Raimondo knows the bills have an uphill battle. All three pieces of legislation have been introduced before and “held for further study” without being voted on. House Speaker Nicholas Mattiello and Senate President Dominick Ruggerio have received high ratings from the NRA.
When the bills were introduced, Mattiello’s spokesperson said they would “go through the regular legislative process.” Ruggerio’s spokesperson said. “he will await the public testimony at a full and fair hearing of the Senate Judiciary Committee.”
That Senate Judiciary hearing is set for next Tuesday. The House Judiciary Committee has already heard the bills, and no vote is currently scheduled.
“We’re gonna fight until we pass it,” Raimondo said. “If it doesn’t happen this year, we’ll be back next year. If not next year, the following year.”
She pointed to changes in the bills this year, including using a features test to define assault weapons and removing the list of specific serial-numbered weapons that would be banned. The bill to ban guns in schools has also been modified since previous iterations to make exceptions for law enforcement officers, contracted security officers or if the gun is unloaded and locked in a container in a car.

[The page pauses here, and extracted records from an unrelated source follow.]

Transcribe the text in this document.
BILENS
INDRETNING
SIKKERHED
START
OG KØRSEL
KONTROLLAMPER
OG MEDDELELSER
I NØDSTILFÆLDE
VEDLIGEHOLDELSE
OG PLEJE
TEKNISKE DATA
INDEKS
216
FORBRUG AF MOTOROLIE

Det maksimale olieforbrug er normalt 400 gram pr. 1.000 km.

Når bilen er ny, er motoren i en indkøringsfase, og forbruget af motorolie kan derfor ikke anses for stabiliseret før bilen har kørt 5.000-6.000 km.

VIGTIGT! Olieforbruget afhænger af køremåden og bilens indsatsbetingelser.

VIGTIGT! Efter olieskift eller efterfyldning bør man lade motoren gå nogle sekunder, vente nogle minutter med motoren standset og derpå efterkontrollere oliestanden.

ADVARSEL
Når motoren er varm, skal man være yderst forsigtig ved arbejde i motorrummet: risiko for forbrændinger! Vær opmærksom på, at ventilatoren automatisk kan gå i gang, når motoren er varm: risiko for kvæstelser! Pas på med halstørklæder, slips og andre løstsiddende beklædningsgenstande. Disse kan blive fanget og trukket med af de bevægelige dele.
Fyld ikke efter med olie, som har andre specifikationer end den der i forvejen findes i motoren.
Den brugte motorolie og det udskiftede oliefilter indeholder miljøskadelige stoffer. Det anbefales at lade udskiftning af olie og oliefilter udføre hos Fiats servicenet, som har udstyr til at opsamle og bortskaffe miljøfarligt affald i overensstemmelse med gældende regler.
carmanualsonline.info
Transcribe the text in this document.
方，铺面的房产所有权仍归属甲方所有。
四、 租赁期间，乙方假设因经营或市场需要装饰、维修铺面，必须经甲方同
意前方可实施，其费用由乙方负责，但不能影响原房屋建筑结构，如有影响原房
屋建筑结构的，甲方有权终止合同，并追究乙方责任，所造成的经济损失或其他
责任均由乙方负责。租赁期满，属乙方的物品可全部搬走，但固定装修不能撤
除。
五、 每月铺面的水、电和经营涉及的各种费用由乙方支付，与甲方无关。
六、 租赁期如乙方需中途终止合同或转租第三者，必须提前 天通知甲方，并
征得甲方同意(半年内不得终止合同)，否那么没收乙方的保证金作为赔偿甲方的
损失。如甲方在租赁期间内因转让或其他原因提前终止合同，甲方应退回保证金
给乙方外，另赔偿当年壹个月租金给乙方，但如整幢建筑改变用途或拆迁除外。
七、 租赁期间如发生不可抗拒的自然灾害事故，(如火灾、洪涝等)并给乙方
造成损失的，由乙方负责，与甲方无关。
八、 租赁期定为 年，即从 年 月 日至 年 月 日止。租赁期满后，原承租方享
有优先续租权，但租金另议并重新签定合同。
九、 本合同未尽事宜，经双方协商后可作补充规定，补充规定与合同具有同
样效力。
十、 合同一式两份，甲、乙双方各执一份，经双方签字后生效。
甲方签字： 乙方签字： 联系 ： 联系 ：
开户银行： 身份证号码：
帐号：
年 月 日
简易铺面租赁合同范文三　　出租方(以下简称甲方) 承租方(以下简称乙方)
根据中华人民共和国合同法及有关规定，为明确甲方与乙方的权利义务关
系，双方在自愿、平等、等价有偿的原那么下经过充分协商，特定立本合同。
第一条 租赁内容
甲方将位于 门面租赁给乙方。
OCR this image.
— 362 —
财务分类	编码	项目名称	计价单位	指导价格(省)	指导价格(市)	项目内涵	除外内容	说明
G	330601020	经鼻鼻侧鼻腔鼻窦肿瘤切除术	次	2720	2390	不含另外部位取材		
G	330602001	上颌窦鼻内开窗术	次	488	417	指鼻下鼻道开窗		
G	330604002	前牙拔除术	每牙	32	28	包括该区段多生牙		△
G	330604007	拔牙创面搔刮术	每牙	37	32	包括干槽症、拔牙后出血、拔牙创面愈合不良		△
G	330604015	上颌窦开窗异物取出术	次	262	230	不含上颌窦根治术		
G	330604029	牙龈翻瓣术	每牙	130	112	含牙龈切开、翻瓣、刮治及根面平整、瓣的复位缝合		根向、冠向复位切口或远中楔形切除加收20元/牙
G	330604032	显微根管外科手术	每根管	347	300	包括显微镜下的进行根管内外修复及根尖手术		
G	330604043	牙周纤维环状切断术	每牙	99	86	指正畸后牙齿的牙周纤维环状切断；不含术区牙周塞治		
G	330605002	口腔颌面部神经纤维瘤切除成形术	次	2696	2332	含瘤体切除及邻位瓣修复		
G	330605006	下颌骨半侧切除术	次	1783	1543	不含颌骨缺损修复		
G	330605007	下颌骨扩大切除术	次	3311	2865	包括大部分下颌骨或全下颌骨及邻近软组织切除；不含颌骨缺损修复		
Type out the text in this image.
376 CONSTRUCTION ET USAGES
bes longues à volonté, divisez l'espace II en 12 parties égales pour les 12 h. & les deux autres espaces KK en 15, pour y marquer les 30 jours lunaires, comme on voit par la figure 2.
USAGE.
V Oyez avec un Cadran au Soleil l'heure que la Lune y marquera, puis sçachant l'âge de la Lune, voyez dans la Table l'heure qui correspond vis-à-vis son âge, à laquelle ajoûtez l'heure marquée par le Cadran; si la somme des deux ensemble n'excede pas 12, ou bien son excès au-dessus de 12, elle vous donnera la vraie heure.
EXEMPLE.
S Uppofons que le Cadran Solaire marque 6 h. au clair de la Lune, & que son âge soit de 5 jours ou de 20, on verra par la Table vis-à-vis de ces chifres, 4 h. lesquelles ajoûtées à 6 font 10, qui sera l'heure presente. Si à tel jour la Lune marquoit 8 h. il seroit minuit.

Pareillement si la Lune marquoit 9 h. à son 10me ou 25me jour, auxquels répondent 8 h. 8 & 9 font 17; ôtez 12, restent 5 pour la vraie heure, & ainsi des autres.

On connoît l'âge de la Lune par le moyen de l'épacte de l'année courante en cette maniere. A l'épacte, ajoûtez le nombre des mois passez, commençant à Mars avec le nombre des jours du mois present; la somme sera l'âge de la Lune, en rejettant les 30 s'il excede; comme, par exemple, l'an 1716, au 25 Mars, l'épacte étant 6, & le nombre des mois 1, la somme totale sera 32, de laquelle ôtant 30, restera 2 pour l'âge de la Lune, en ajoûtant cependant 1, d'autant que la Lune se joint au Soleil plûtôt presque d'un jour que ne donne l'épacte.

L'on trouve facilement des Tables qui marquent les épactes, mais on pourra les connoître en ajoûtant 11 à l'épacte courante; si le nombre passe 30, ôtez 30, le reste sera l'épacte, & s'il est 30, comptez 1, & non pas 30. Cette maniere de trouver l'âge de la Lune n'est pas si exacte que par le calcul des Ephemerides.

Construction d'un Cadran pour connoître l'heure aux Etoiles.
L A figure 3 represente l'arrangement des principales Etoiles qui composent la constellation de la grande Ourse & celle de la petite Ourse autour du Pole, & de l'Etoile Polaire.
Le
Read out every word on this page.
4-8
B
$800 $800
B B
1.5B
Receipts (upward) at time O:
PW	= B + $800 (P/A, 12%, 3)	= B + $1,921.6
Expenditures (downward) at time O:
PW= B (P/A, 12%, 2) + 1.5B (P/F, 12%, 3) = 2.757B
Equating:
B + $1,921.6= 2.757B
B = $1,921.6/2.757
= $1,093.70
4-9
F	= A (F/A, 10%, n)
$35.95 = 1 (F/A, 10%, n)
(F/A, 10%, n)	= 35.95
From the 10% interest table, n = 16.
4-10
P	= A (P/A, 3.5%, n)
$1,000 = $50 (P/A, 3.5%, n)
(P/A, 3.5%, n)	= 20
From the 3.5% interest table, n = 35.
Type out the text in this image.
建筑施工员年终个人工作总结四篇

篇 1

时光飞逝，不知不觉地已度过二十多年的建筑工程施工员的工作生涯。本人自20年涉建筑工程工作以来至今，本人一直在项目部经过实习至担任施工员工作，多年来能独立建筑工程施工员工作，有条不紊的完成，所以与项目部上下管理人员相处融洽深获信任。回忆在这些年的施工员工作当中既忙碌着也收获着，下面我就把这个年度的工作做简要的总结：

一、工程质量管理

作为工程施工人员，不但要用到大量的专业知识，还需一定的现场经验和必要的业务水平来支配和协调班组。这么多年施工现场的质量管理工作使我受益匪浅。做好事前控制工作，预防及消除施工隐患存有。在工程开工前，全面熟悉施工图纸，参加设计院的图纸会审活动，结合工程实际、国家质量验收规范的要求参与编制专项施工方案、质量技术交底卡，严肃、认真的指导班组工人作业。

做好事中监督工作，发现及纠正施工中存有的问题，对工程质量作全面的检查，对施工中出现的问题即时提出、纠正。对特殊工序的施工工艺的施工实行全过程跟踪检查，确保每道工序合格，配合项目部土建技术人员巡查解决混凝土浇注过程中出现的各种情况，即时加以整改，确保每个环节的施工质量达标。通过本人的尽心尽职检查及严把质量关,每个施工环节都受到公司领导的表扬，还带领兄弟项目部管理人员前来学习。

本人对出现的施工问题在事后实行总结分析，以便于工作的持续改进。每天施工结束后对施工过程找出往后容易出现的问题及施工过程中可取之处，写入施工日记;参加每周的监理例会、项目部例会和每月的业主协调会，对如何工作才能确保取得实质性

She also says having the full support of Neronha, whose office would enforce the laws, is a big change.
“And there have been more mass shootings since we tried last time,” Raimondo said.
Both Mattiello and Ruggerio have supported other gun control bills in the past, including the red flag legislation and a ban on bump stocks. Watts said she thinks they and other lawmakers can be convinced to change their mind on assault weapons, too.
“Early on I think [Mattiello] opposed the domestic gun violence bill and we were able to show him data and evidence that it would be effective in keeping guns away from domestic abusers,” Watts said.
Sen. Josh Miller, the lead sponsor of the assault weapons ban in the Senate, said it’s been a sometimes “lonely” fight over the years. But he says he has 22 co-sponsors this year, including four senators he describes as “formerly A-rated” by the NRA.
Rep. Michael Chippendale, a Republican from Foster, is one of the lawmakers opposed to the bills, which he says won’t stop gun violence but would take guns away from law-abiding citizens.
“As long as firearms exist, criminals will find a way to get their hands on them through illegal means,” Chippendale said. “All we’re doing is disarming the people who follow the laws.”
On the ban on guns in schools, Chippendale said he has yet to hear of a single example of a concealed carry permit holder in a Rhode Island school causing a problem.
“It is a solution searching for a problem,” Chippendale said. “We’re chasing something that sounds really good in sound bites and makes for a wonderful press conference, but achieves nothing.”